Takumi Ikeda, COUTELIER, ANRYU KNIVES
C’est ce concept d’une communauté d’artisans appliquant des méthodes traditionnelles à des défis modernes qui nous conduit à prendre le train pour la ville de Takefu, nichée dans la préfecture de Fukui, afin de visiter le Takefu Knife Village, où sont fabriqués les magnifiques Echizen Uchihamono, des couteaux forgés, tranchants comme des rasoirs.
Des touristes du monde entier nous rendent visite, explique Michiyo Kasashima, le secrétaire général du Village, où une communauté d’artisans issus de 13 maisons différentes fabrique des couteaux forgés en utilisant les compétences et les techniques transmises de génération en génération. « Jamais nous n’avions connu une telle augmentation de la demande d’Echizen Uchihamono [couteaux forgés]. »
Pourtant, cet artisanat ne date pas d’hier. La genèse de la tradition coutelière de Takefu remonte au XIVe siècle, lorsque le forgeron kyotoïte Chiyozuru Kuniyasu a découvert que l’eau pure et l’acier de qualité de la région étaient parfaits pour affiner son art. Au départ, Kuniyasu fabriquait des serpes pour les forgerons. Grâce à ses compétences en matière de fabrication d’épées japonaises, celles-ci connurent un succès immédiat dans tout le pays. Bien vite, Takefu devint synonyme de forgerons talentueux.
Le véritable tournant a toutefois été la création du village coutelier de Takefu. Sous l’impulsion du célèbre concepteur japonais Kazuo Kawasaki, le concept de design industriel moderne et un esprit communautaire ont été intégrés à la pratique séculaire de la coutellerie.
Mais tout n’a pas été facile. Vers la fin du siècle dernier, les ventes connurent un déclin face à la concurrence mondiale des fabricants de couteaux bon marché à l’étranger, conjuguée à la désaffection de la jeune génération pour l’artisanat. Plutôt que d’abandonner le projet, Kawasaki et sa communauté d’artisans cherchèrent ensemble une solution. Faisant preuve d’un esprit combatif, ils organisèrent avec succès une exposition de couteaux, d’abord à Tokyo, puis à New York. Le résultat fut une reconnaissance mondiale et l’achèvement du Takefu Knife Village en 1993.

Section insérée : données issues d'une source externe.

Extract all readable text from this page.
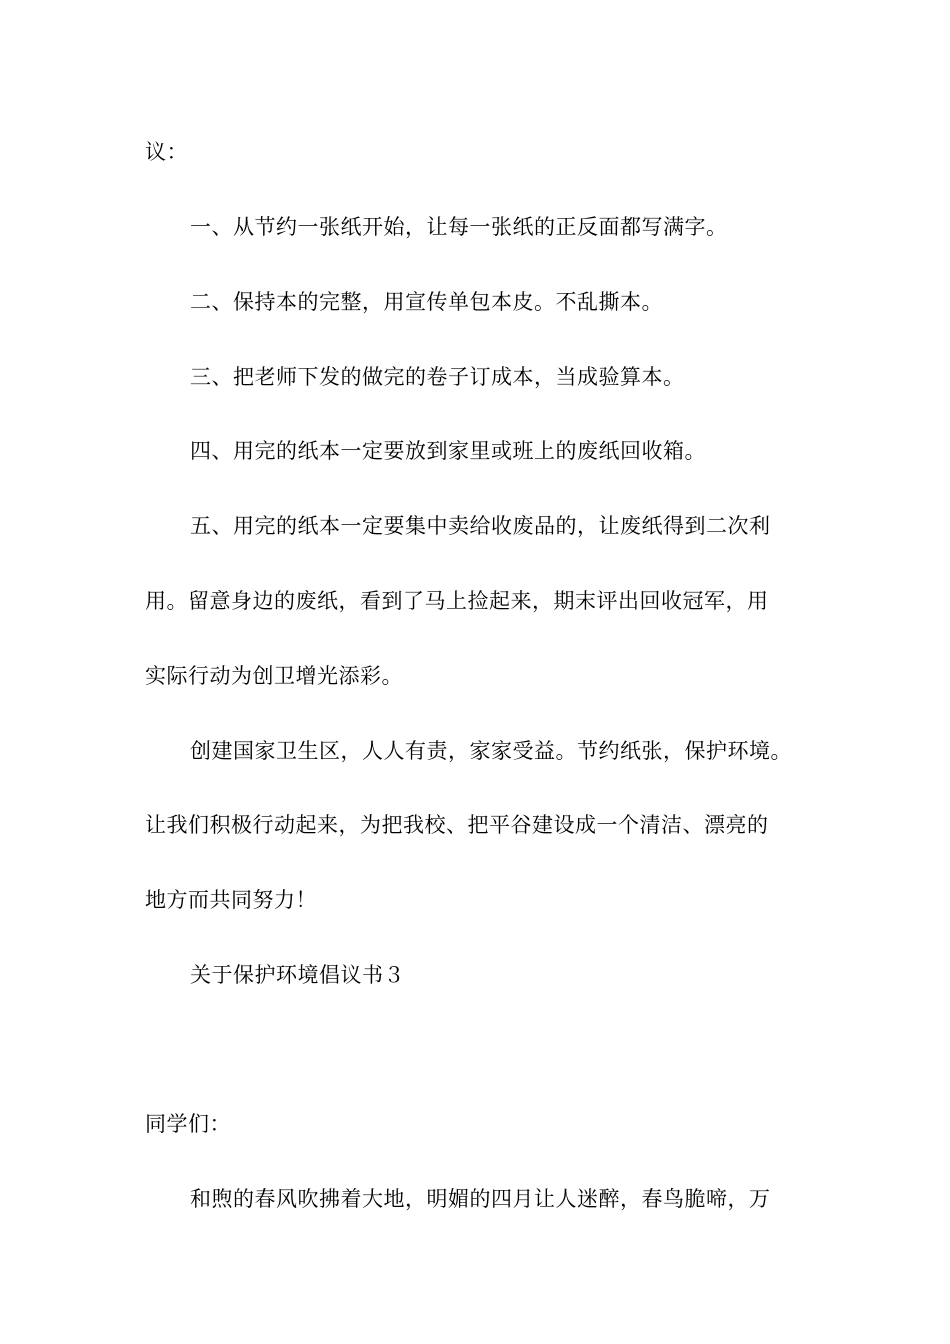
议：
一、从节约一张纸开始，让每一张纸的正反面都写满字。
二、保持本的完整，用宣传单包本皮。不乱撕本。
三、把老师下发的做完的卷子订成本，当成验算本。
四、用完的纸本一定要放到家里或班上的废纸回收箱。
五、用完的纸本一定要集中卖给收废品的，让废纸得到二次利
用。留意身边的废纸，看到了马上捡起来，期末评出回收冠军，用
实际行动为创卫增光添彩。
创建国家卫生区，人人有责，家家受益。节约纸张，保护环境。
让我们积极行动起来，为把我校、把平谷建设成一个清洁、漂亮的
地方而共同努力！
关于保护环境倡议书３
同学们：
和煦的春风吹拂着大地，明媚的四月让人迷醉，春鸟脆啼，万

Aujourd’hui, ce sens profond de la fierté et du soutien de la communauté dépasse largement le cadre de ces artisans de la première heure. À Takefu, les jeunes sont également déterminés à faire leurs preuves en tant qu’artisans couteliers. Notamment Takumi Ikeda, qui a rejoint Anryu Knives, l’une des enseignes du village, après avoir terminé ses études universitaires. Originaire de la région de Tokyo, Ikeda s’est installé à Takefu pour devenir un maître de la fabrication de couteaux.
« Il s’agit d’une entreprise familiale dont l’histoire remonte à près de 150 ans, explique Ikeda. Quand j’étais enfant, je regardais mon grand-père et mon oncle forger des couteaux en acier. J’ai eu envie d’exercer ce métier dans cette ville. » Vingt ans se sont écoulés, mais Ikeda affirme qu’il est toujours possible de s’améliorer, tant pour lui-même en tant qu’artisan que pour l’ensemble du secteur.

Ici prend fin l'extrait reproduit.